Recently, the X-ray computed tomography (CT) scanner has been commonly used for the onboard analyses of cores of scientific drilling, which provides us the 100 to 1000 m scale continuous data of various structures (lithological or sedimental layering, fractures, pores etc) of rocks. However, the resolution of such X-ray CT for the cores (for example, ~0.17 mm by the X-ray CT of Drilling Chikyu) is slightly low compare to reveal the shape and geometry of mineral grains and thin fractures. In contrast, the resolution of X-ray CT in usual laboratories is high (~0.01 mm or less). Therefore, if we can link the high resolution X-ray CT in the lab of the limited samples to the low resolution drilling core CT data, we can obtain the valuable big data for the analyses of multi-scale structures.
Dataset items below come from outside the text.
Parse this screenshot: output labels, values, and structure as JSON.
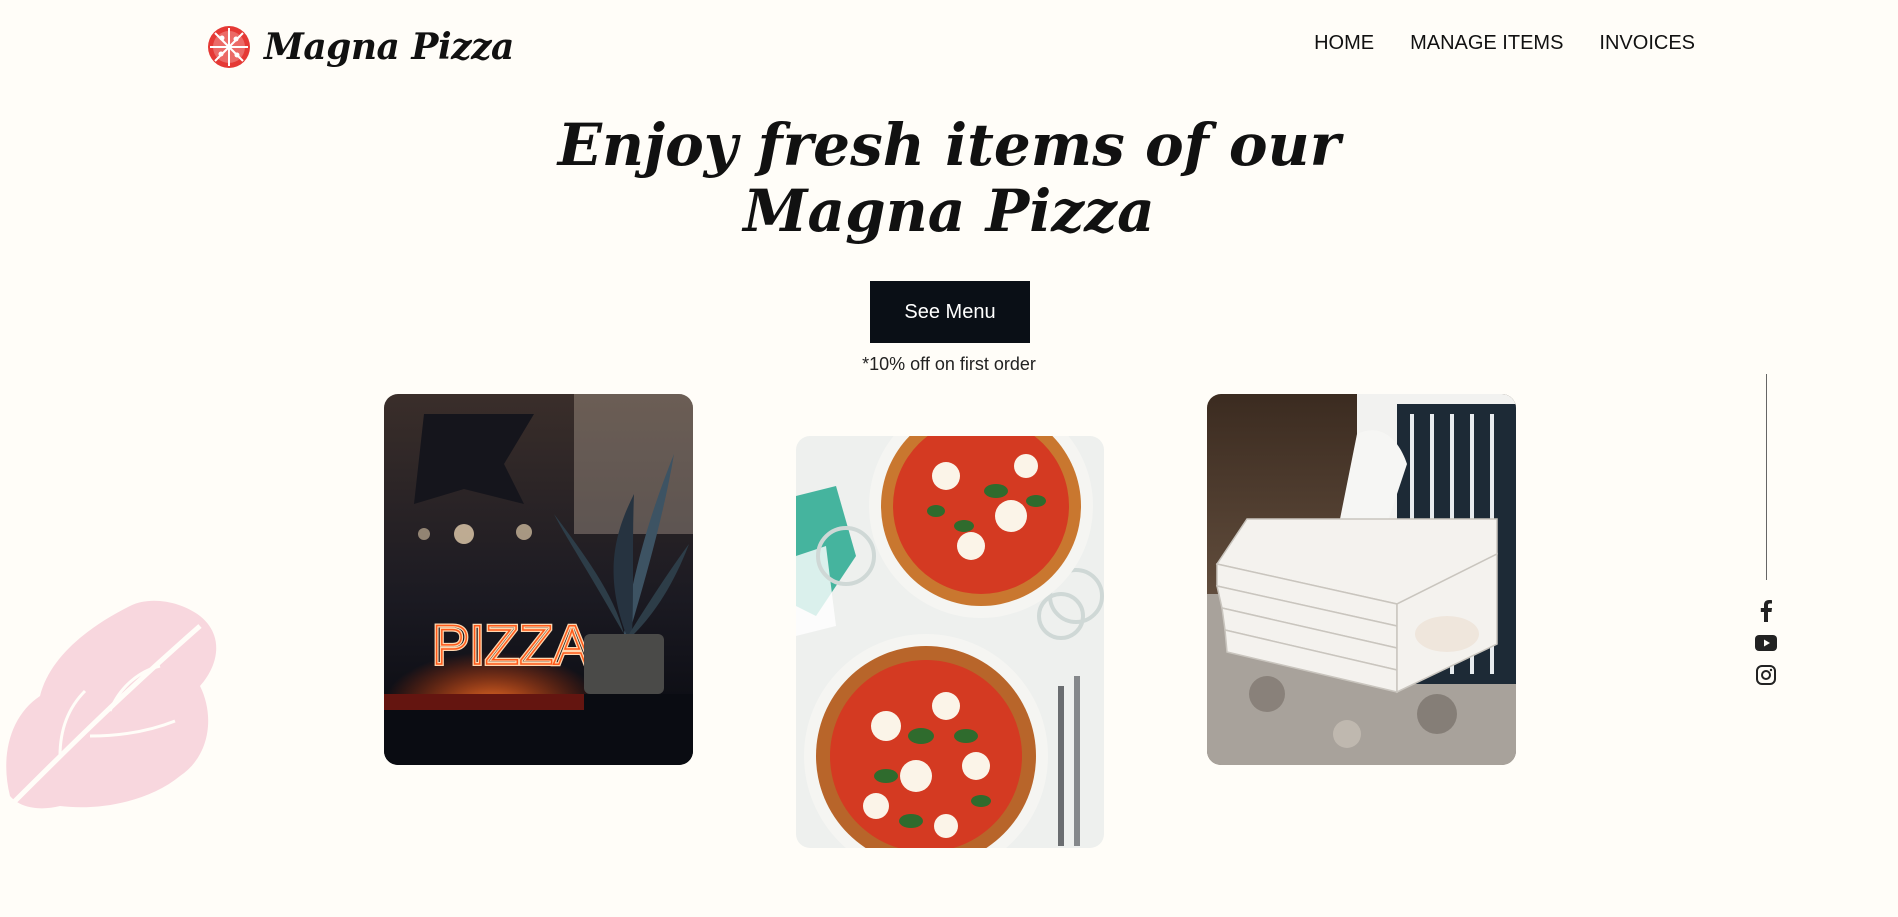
{
  "brand": {
    "name": "Magna Pizza",
    "logo_icon": "pizza-icon",
    "accent_color": "#e53935"
  },
  "nav": {
    "items": [
      {
        "label": "HOME"
      },
      {
        "label": "MANAGE ITEMS"
      },
      {
        "label": "INVOICES"
      }
    ]
  },
  "hero": {
    "title_line1": "Enjoy fresh items of our",
    "title_line2": "Magna Pizza",
    "cta_label": "See Menu",
    "offer_note": "*10% off on first order"
  },
  "gallery": [
    {
      "icon": "neon-pizza-sign-photo"
    },
    {
      "icon": "margherita-pizzas-photo"
    },
    {
      "icon": "pizza-boxes-photo"
    }
  ],
  "social": [
    {
      "icon": "facebook-icon"
    },
    {
      "icon": "youtube-icon"
    },
    {
      "icon": "instagram-icon"
    }
  ],
  "colors": {
    "background": "#fffdf8",
    "button": "#0a0f16",
    "leaf": "#f8d7de"
  }
}
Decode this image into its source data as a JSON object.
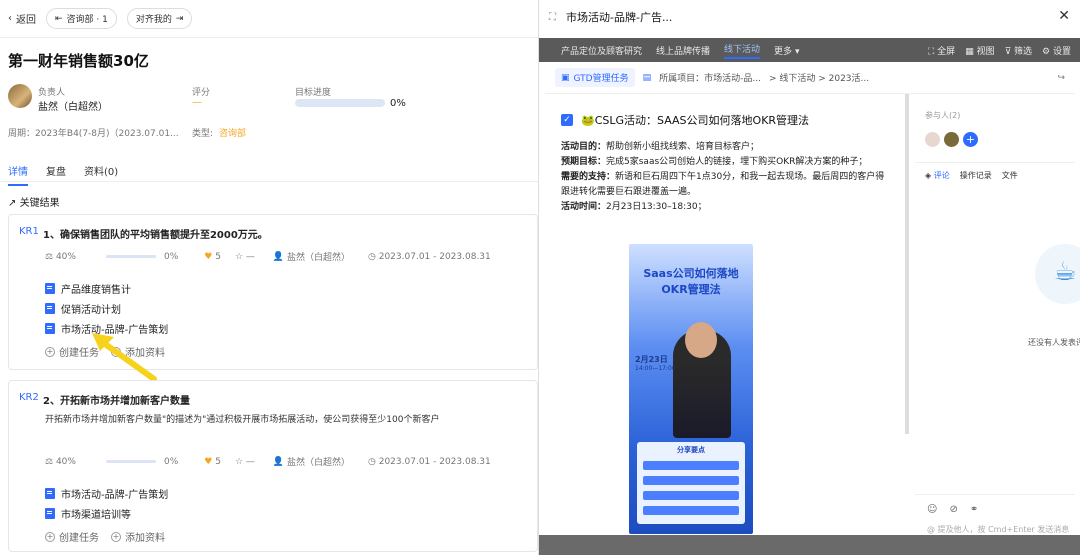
{
  "left": {
    "back_label": "返回",
    "team_pill": "咨询部 · 1",
    "align_pill": "对齐我的",
    "title": "第一财年销售额30亿",
    "owner_label": "负责人",
    "owner_value": "盐然（白超然）",
    "score_label": "评分",
    "score_value": "—",
    "progress_label": "目标进度",
    "progress_value": "0%",
    "period": "周期：2023年B4(7-8月)（2023.07.01...",
    "type_label": "类型:",
    "type_value": "咨询部",
    "tabs": [
      "详情",
      "复盘",
      "资料(0)"
    ],
    "key_results_label": "关键结果",
    "kr1": {
      "tag": "KR1",
      "title": "1、确保销售团队的平均销售额提升至2000万元。",
      "weight": "40%",
      "progress": "0%",
      "confidence": "5",
      "star": "—",
      "owner": "盐然（白超然）",
      "date": "2023.07.01 - 2023.08.31",
      "tasks": [
        "产品维度销售计",
        "促销活动计划",
        "市场活动-品牌-广告策划"
      ],
      "create_task": "创建任务",
      "add_material": "添加资料"
    },
    "kr2": {
      "tag": "KR2",
      "title": "2、开拓新市场并增加新客户数量",
      "desc": "开拓新市场并增加新客户数量\"的描述为\"通过积极开展市场拓展活动，使公司获得至少100个新客户",
      "weight": "40%",
      "progress": "0%",
      "confidence": "5",
      "star": "—",
      "owner": "盐然（白超然）",
      "date": "2023.07.01 - 2023.08.31",
      "tasks": [
        "市场活动-品牌-广告策划",
        "市场渠道培训等"
      ],
      "create_task": "创建任务",
      "add_material": "添加资料"
    }
  },
  "right": {
    "title": "市场活动-品牌-广告...",
    "gray_tabs": [
      "产品定位及顾客研究",
      "线上品牌传播",
      "线下活动",
      "更多"
    ],
    "gray_active": "线下活动",
    "gray_actions": [
      "全屏",
      "视图",
      "筛选",
      "设置"
    ],
    "gtd_label": "GTD管理任务",
    "project_crumb": "所属项目：市场活动-品...",
    "crumb_tail": "> 线下活动 > 2023活...",
    "task_title": "🐸CSLG活动：SAAS公司如何落地OKR管理法",
    "desc": {
      "goal_label": "活动目的：",
      "goal": "帮助创新小组找线索、培育目标客户；",
      "target_label": "预期目标：",
      "target": "完成5家saas公司创始人的链接，埋下购买OKR解决方案的种子；",
      "support_label": "需要的支持：",
      "support": "新语和巨石周四下午1点30分，和我一起去现场。最后周四的客户得跟进转化需要巨石跟进覆盖一遍。",
      "time_label": "活动时间：",
      "time": "2月23日13:30–18:30；"
    },
    "poster": {
      "title": "Saas公司如何落地OKR管理法",
      "date": "2月23日",
      "time": "14:00—17:00",
      "share": "分享要点"
    },
    "participants_label": "参与人(2)",
    "side_tabs": [
      "评论",
      "操作记录",
      "文件"
    ],
    "no_comment": "还没有人发表评",
    "comment_placeholder": "@ 提及他人，按 Cmd+Enter 发送消息"
  }
}
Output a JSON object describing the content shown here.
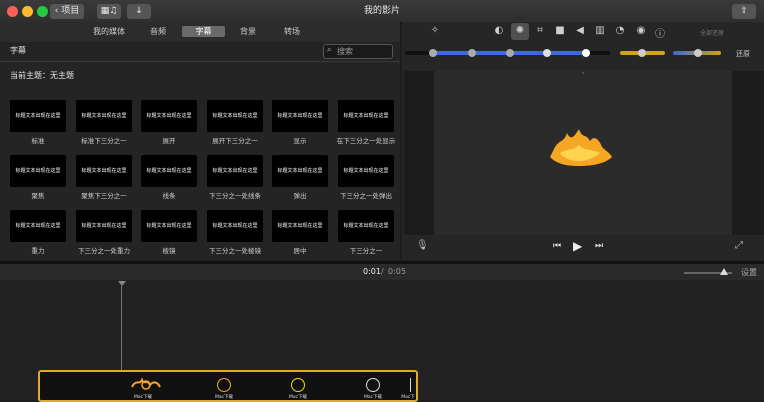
{
  "window": {
    "title": "我的影片",
    "back_label": "项目"
  },
  "browser": {
    "tabs": [
      {
        "label": "我的媒体",
        "active": false
      },
      {
        "label": "音频",
        "active": false
      },
      {
        "label": "字幕",
        "active": true
      },
      {
        "label": "背景",
        "active": false
      },
      {
        "label": "转场",
        "active": false
      }
    ],
    "category_title": "字幕",
    "search_placeholder": "搜索",
    "current_theme": "当前主题：无主题",
    "titles": [
      {
        "thumb": "标题文本出现在这里",
        "label": "标准"
      },
      {
        "thumb": "标题文本出现在这里",
        "label": "标准下三分之一"
      },
      {
        "thumb": "标题文本出现在这里",
        "label": "展开"
      },
      {
        "thumb": "标题文本出现在这里",
        "label": "展开下三分之一"
      },
      {
        "thumb": "标题文本出现在这里",
        "label": "显示"
      },
      {
        "thumb": "标题文本出现在这里",
        "label": "在下三分之一处显示"
      },
      {
        "thumb": "标题文本出现在这里",
        "label": "聚焦"
      },
      {
        "thumb": "标题文本出现在这里",
        "label": "聚焦下三分之一"
      },
      {
        "thumb": "标题文本出现在这里",
        "label": "线条"
      },
      {
        "thumb": "标题文本出现在这里",
        "label": "下三分之一处线条"
      },
      {
        "thumb": "标题文本出现在这里",
        "label": "弹出"
      },
      {
        "thumb": "标题文本出现在这里",
        "label": "下三分之一处弹出"
      },
      {
        "thumb": "标题文本出现在这里",
        "label": "重力"
      },
      {
        "thumb": "标题文本出现在这里",
        "label": "下三分之一处重力"
      },
      {
        "thumb": "标题文本出现在这里",
        "label": "棱镜"
      },
      {
        "thumb": "标题文本出现在这里",
        "label": "下三分之一处棱镜"
      },
      {
        "thumb": "标题文本出现在这里",
        "label": "居中"
      },
      {
        "thumb": "标题文本出现在这里",
        "label": "下三分之一"
      }
    ]
  },
  "viewer": {
    "auto_label": "全部还原",
    "reset_label": "还原",
    "tools": [
      "magic-wand",
      "color-balance",
      "color-correction",
      "crop",
      "stabilization",
      "volume",
      "noise-reduction",
      "speed",
      "info"
    ],
    "accent": "#f5a623"
  },
  "timeline": {
    "current_time": "0:01",
    "separator": "/",
    "total_time": "0:05",
    "settings_label": "设置",
    "clip_labels": [
      "Mac下载",
      "Mac下载",
      "Mac下载",
      "Mac下载",
      "Mac下"
    ]
  }
}
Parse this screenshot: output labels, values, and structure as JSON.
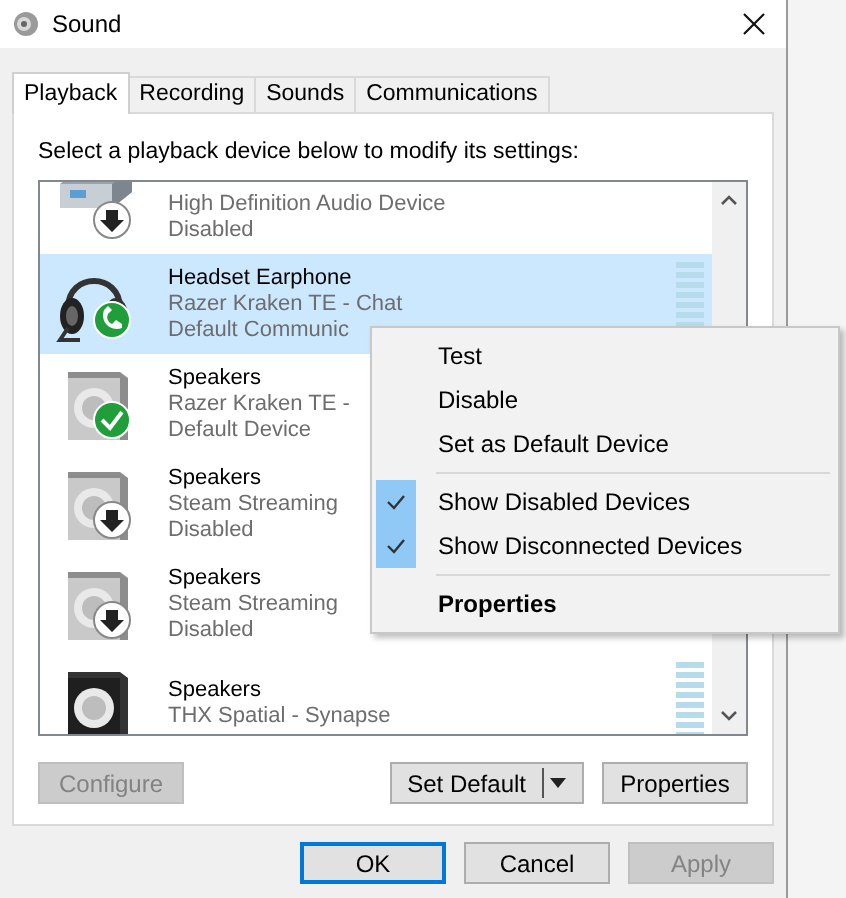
{
  "window": {
    "title": "Sound"
  },
  "tabs": [
    {
      "label": "Playback",
      "selected": true
    },
    {
      "label": "Recording",
      "selected": false
    },
    {
      "label": "Sounds",
      "selected": false
    },
    {
      "label": "Communications",
      "selected": false
    }
  ],
  "instruction": "Select a playback device below to modify its settings:",
  "devices": [
    {
      "kind": "card",
      "lines": [
        "High Definition Audio Device",
        "Disabled"
      ],
      "selected": false
    },
    {
      "kind": "headset",
      "name": "Headset Earphone",
      "lines": [
        "Razer Kraken TE - Chat",
        "Default Communic"
      ],
      "selected": true,
      "level": 0
    },
    {
      "kind": "default",
      "name": "Speakers",
      "lines": [
        "Razer Kraken TE -",
        "Default Device"
      ],
      "selected": false
    },
    {
      "kind": "disabled",
      "name": "Speakers",
      "lines": [
        "Steam Streaming",
        "Disabled"
      ],
      "selected": false
    },
    {
      "kind": "disabled",
      "name": "Speakers",
      "lines": [
        "Steam Streaming",
        "Disabled"
      ],
      "selected": false
    },
    {
      "kind": "thx",
      "name": "Speakers",
      "lines": [
        "THX Spatial - Synapse"
      ],
      "selected": false,
      "level": 0
    }
  ],
  "buttons": [
    {
      "label": "Configure",
      "disabled": true
    },
    {
      "label": "Set Default",
      "disabled": false,
      "split": true
    },
    {
      "label": "Properties",
      "disabled": false
    }
  ],
  "footer": [
    {
      "label": "OK",
      "disabled": false,
      "focused": true
    },
    {
      "label": "Cancel",
      "disabled": false,
      "focused": false
    },
    {
      "label": "Apply",
      "disabled": true,
      "focused": false
    }
  ],
  "context_menu": [
    {
      "kind": "item",
      "label": "Test",
      "checked": false,
      "bold": false
    },
    {
      "kind": "item",
      "label": "Disable",
      "checked": false,
      "bold": false
    },
    {
      "kind": "item",
      "label": "Set as Default Device",
      "checked": false,
      "bold": false
    },
    {
      "kind": "separator"
    },
    {
      "kind": "item",
      "label": "Show Disabled Devices",
      "checked": true,
      "bold": false
    },
    {
      "kind": "item",
      "label": "Show Disconnected Devices",
      "checked": true,
      "bold": false
    },
    {
      "kind": "separator"
    },
    {
      "kind": "item",
      "label": "Properties",
      "checked": false,
      "bold": true
    }
  ]
}
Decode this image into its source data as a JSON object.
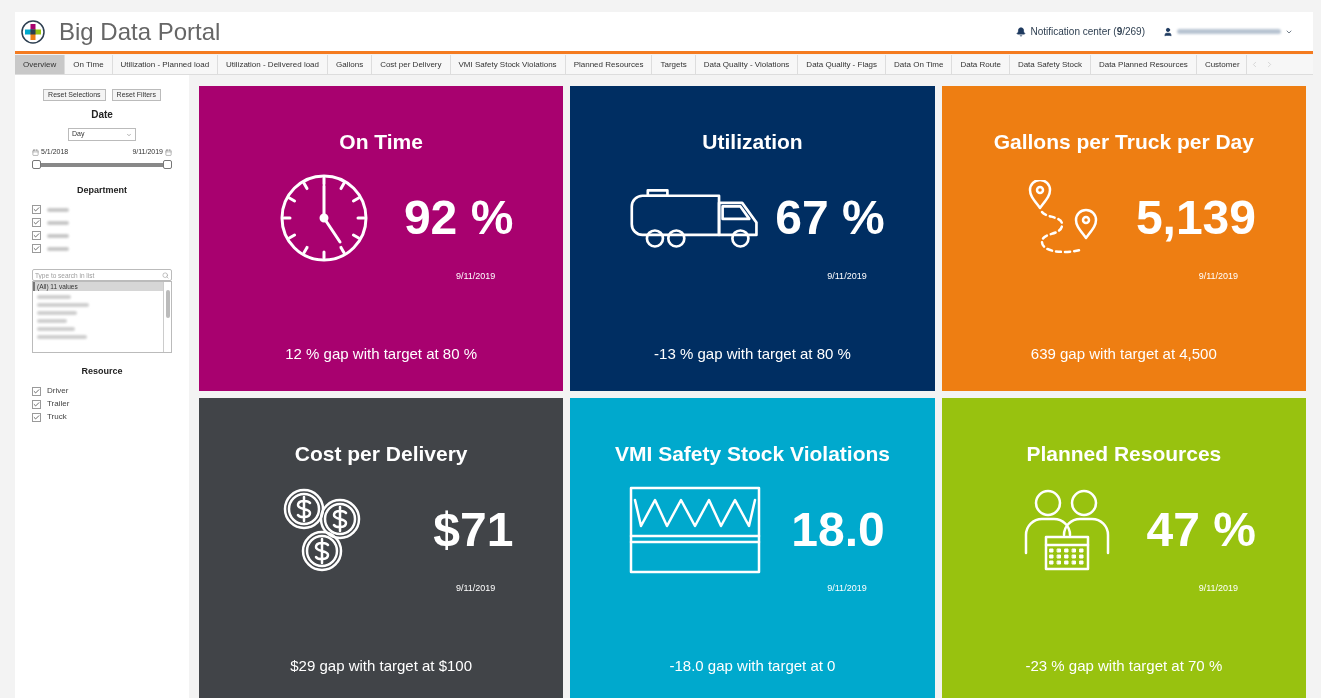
{
  "header": {
    "title": "Big Data Portal",
    "notification": "Notification center (**9**/269)"
  },
  "tabs": [
    {
      "label": "Overview",
      "selected": true
    },
    {
      "label": "On Time",
      "selected": false
    },
    {
      "label": "Utilization - Planned load",
      "selected": false
    },
    {
      "label": "Utilization - Delivered load",
      "selected": false
    },
    {
      "label": "Gallons",
      "selected": false
    },
    {
      "label": "Cost per Delivery",
      "selected": false
    },
    {
      "label": "VMI Safety Stock Violations",
      "selected": false
    },
    {
      "label": "Planned Resources",
      "selected": false
    },
    {
      "label": "Targets",
      "selected": false
    },
    {
      "label": "Data Quality - Violations",
      "selected": false
    },
    {
      "label": "Data Quality - Flags",
      "selected": false
    },
    {
      "label": "Data On Time",
      "selected": false
    },
    {
      "label": "Data Route",
      "selected": false
    },
    {
      "label": "Data Safety Stock",
      "selected": false
    },
    {
      "label": "Data Planned Resources",
      "selected": false
    },
    {
      "label": "Customer",
      "selected": false
    }
  ],
  "sidebar": {
    "buttons": [
      "Reset Selections",
      "Reset Filters"
    ],
    "date": {
      "heading": "Date",
      "granularity": "Day",
      "start": "5/1/2018",
      "end": "9/11/2019",
      "level": 1
    },
    "department": {
      "heading": "Department",
      "items": [
        {
          "checked": true
        },
        {
          "checked": true
        },
        {
          "checked": true
        },
        {
          "checked": true
        }
      ]
    },
    "list": {
      "placeholder": "Type to search in list",
      "first_item": "(All) 11 values"
    },
    "resource": {
      "heading": "Resource",
      "items": [
        {
          "label": "Driver",
          "checked": true
        },
        {
          "label": "Trailer",
          "checked": true
        },
        {
          "label": "Truck",
          "checked": true
        }
      ]
    }
  },
  "tiles": [
    {
      "kind": "clock",
      "title": "On Time",
      "value": "92 %",
      "date": "9/11/2019",
      "gap": "12 % gap with target at 80 %",
      "color": "#a8016f"
    },
    {
      "kind": "truck",
      "title": "Utilization",
      "value": "67 %",
      "date": "9/11/2019",
      "gap": "-13 % gap with target at 80 %",
      "color": "#002e62"
    },
    {
      "kind": "route",
      "title": "Gallons per Truck per Day",
      "value": "5,139",
      "date": "9/11/2019",
      "gap": "639 gap with target at 4,500",
      "color": "#ee7e12"
    },
    {
      "kind": "coins",
      "title": "Cost per Delivery",
      "value": "$71",
      "date": "9/11/2019",
      "gap": "$29 gap with target at $100",
      "color": "#414448"
    },
    {
      "kind": "stock",
      "title": "VMI Safety Stock Violations",
      "value": "18.0",
      "date": "9/11/2019",
      "gap": "-18.0 gap with target at 0",
      "color": "#00a9cd"
    },
    {
      "kind": "people",
      "title": "Planned Resources",
      "value": "47 %",
      "date": "9/11/2019",
      "gap": "-23 % gap with target at 70 %",
      "color": "#98c20f"
    }
  ]
}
For this purpose, we have tried to apply sparse superresolution techniques to the rock samples with veins. The sample is a serpentinezed dunite in the Moho transition zone taken by the Oman Drilling project (CM1A). We took the X-ray CT images of the samples with the voxel size of 10, 20, 40 and 80 micrometers. The X-ray CT image reveals that distribution of magnetite and spinel grains and fractures filled with serpentine. We consider that each image is expressed by sparse representation; an image consists of a small number of basis images. The algorithm consists of two processes: dictionary learning and superresolution processes. In dictionary learning process, basis images are obtained by feature extraction from multiple X-ray CT images. In super-resolution process, a reconstructed high resolution image is obtained from a low resolution X-ray CT image by using common sparse representations. By using the sparse superresolution algorithm, we obtained results that sparse superresolutions provide fine structure from low resolution X-ray CT image.